Le patronat à l’affut, prêt à détourner les aspirations de télétravailleurs
Le Medef, par la voix d’Hubert Mongon, délégué général de l’UIMM et négociateur du Medef pour les dossiers sociaux, propose aux organisations syndicales de faire un document de synthèse sur le télétravail car dit-il, et c’est à souligner, « il y a des angles morts qu’il faut regarder dans la pratique, les habitudes de management ». Il veut ainsi faire le point sur les « risques qu’on a vus apparaître » ou « l’inconfort » lié au télétravail, notamment sur le plan personnel.
Attention aux coups tordus. C’est l’UIMM qui est à la manœuvre et on connait leurs objectifs.
Nul doute qu’il s’agira notamment de se pencher sur la disponibilité à rallonge demandée aux télétravailleurs, et donc sur le droit à la déconnexion, qui en pratique n’existe pas ou est transformé en « devoir de déconnexion ». N’oublions pas les problématiques induites sur l’atteinte d’objectifs parfois irréalistes, sur la culture du résultat, sur les sanctions éventuelles et les mauvaises notations.

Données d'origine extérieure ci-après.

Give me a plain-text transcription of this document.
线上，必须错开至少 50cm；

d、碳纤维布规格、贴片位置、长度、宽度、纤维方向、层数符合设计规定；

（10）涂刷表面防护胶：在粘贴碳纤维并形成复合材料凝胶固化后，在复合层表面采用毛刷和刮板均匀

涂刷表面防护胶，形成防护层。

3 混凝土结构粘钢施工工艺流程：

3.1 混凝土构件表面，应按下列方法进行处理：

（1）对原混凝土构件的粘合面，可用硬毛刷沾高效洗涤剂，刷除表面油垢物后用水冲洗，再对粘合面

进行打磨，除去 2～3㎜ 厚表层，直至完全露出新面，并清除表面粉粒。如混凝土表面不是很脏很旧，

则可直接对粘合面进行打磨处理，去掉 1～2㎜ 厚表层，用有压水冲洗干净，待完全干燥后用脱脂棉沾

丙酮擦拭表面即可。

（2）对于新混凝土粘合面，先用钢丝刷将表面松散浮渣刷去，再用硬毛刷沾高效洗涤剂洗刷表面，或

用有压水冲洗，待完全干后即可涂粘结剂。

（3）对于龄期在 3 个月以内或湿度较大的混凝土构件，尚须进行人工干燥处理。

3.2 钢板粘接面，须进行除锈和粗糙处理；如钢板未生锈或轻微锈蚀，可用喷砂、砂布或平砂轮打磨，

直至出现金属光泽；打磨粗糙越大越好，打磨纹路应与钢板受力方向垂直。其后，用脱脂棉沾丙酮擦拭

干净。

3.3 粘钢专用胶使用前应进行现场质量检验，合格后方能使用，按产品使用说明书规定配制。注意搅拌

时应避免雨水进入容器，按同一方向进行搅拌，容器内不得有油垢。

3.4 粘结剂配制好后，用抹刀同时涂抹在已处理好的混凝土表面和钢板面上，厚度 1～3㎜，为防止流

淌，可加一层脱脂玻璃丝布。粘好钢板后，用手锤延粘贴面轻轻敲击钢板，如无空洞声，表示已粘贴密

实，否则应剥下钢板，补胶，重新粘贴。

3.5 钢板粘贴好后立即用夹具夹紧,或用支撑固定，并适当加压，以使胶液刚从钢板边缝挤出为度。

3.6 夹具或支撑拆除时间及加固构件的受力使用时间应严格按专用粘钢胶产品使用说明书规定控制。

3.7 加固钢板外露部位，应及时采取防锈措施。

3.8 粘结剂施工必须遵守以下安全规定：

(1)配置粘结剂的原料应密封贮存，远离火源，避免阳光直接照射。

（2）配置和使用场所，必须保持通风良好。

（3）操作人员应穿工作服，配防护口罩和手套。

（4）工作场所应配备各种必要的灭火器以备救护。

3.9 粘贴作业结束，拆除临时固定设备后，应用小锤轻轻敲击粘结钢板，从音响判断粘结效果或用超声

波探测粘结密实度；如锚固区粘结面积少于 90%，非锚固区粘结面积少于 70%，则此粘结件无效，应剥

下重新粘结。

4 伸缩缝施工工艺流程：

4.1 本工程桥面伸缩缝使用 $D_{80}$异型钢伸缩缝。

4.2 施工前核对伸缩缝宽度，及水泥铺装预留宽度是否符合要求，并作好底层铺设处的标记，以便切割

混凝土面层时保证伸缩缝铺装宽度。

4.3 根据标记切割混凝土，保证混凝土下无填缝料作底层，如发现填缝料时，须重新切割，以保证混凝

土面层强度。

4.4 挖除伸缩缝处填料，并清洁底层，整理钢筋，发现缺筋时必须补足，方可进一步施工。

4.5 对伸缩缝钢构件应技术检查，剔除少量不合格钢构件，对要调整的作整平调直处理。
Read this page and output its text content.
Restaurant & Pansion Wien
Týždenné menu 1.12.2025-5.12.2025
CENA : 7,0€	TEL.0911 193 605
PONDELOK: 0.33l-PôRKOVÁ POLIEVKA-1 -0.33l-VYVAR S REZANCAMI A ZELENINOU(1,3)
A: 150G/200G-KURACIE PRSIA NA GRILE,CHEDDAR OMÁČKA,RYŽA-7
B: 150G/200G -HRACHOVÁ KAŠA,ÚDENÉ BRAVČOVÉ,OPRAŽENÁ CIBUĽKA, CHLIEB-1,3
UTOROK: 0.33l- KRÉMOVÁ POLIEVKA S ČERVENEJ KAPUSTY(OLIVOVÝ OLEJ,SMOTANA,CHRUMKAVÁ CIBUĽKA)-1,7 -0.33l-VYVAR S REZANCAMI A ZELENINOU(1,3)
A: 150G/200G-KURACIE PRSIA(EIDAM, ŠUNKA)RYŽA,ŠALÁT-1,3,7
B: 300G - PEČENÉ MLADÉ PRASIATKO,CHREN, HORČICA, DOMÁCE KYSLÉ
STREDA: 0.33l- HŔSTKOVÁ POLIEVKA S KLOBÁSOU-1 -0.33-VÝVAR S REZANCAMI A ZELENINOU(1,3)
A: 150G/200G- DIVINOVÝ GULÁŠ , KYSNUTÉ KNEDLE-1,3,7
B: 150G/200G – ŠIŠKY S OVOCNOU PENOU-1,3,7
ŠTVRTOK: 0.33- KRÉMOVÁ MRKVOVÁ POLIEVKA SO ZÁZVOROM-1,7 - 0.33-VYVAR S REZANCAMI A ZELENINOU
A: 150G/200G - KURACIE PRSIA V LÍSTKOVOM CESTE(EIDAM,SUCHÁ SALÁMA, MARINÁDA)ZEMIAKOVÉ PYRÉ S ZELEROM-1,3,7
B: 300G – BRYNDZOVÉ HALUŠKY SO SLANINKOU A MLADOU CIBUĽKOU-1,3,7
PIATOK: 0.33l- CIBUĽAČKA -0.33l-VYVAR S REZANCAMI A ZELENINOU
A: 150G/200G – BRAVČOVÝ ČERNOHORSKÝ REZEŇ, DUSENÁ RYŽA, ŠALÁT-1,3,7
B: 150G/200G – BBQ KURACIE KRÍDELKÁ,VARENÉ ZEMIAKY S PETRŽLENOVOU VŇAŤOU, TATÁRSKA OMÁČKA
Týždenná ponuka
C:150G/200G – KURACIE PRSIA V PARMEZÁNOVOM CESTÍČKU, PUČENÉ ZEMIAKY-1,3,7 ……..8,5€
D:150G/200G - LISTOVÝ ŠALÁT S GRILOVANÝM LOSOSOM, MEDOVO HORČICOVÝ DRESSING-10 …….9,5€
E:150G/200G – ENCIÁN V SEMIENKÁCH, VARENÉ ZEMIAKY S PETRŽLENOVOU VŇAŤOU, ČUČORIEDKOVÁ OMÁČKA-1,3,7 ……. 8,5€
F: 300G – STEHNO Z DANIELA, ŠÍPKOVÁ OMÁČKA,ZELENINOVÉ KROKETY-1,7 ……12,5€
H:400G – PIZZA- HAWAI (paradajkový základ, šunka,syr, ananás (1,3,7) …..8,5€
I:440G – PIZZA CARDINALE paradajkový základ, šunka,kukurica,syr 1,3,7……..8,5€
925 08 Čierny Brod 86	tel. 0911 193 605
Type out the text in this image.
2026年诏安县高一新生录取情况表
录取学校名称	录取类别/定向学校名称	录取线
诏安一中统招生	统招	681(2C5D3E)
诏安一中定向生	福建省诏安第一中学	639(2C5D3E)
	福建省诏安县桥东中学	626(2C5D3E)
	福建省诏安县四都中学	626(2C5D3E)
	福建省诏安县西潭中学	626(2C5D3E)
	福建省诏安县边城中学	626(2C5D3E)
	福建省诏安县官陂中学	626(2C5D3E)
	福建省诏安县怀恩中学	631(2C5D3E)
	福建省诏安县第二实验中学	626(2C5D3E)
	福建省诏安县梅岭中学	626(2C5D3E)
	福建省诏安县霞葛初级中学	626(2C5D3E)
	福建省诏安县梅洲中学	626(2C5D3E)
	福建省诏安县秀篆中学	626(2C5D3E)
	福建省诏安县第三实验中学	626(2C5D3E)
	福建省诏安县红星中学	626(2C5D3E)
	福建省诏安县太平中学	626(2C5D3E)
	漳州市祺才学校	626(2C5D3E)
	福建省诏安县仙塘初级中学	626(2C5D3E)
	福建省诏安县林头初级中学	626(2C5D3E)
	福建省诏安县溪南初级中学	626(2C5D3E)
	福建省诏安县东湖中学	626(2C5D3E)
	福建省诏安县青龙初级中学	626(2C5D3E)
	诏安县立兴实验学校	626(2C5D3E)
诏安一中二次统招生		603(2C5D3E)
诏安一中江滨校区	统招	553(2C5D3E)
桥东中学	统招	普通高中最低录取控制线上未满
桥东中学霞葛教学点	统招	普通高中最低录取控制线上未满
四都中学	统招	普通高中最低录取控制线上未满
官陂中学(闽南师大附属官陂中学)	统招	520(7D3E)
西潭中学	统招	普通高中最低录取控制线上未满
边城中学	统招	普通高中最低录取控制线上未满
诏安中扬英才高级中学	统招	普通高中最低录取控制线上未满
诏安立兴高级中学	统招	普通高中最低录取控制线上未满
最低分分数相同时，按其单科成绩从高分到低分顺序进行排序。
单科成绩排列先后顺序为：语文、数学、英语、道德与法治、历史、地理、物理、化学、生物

Nous devons encadrer cette forme d’organisation du travail actuellement à la main des employeurs pour que le lien de subordination ne devienne pas une laisse numérique débridée, une autre forme d’ubérisation.
Gagner des droits, par accord collectif
Le télétravail nécessite de penser l’organisation du travail et le management en conséquence à partir de ce que sont aujourd’hui les usages des nouvelles technologies. Il est nécessaire de construire les nouvelles protections pour accompagner les évolutions liées aux nouvelles conditions d’exercice du télétravail. Notre démarche de consultation doit être au cœur de notre construction revendicative afin de couvrir toutes les spécificités des secteurs de chaque entreprise.
L’urgence est de sortir de cette situation sur le télétravail afin de mettre en place des dispositions normatives qui couvrent l’ensemble des télétravailleurs, des itinérants et des travailleurs mobiles.
C’est aussi de construire des convergences interprofessionnelles afin de gagner des droits dans toutes les entreprises qui n’ont pas de représentation en local.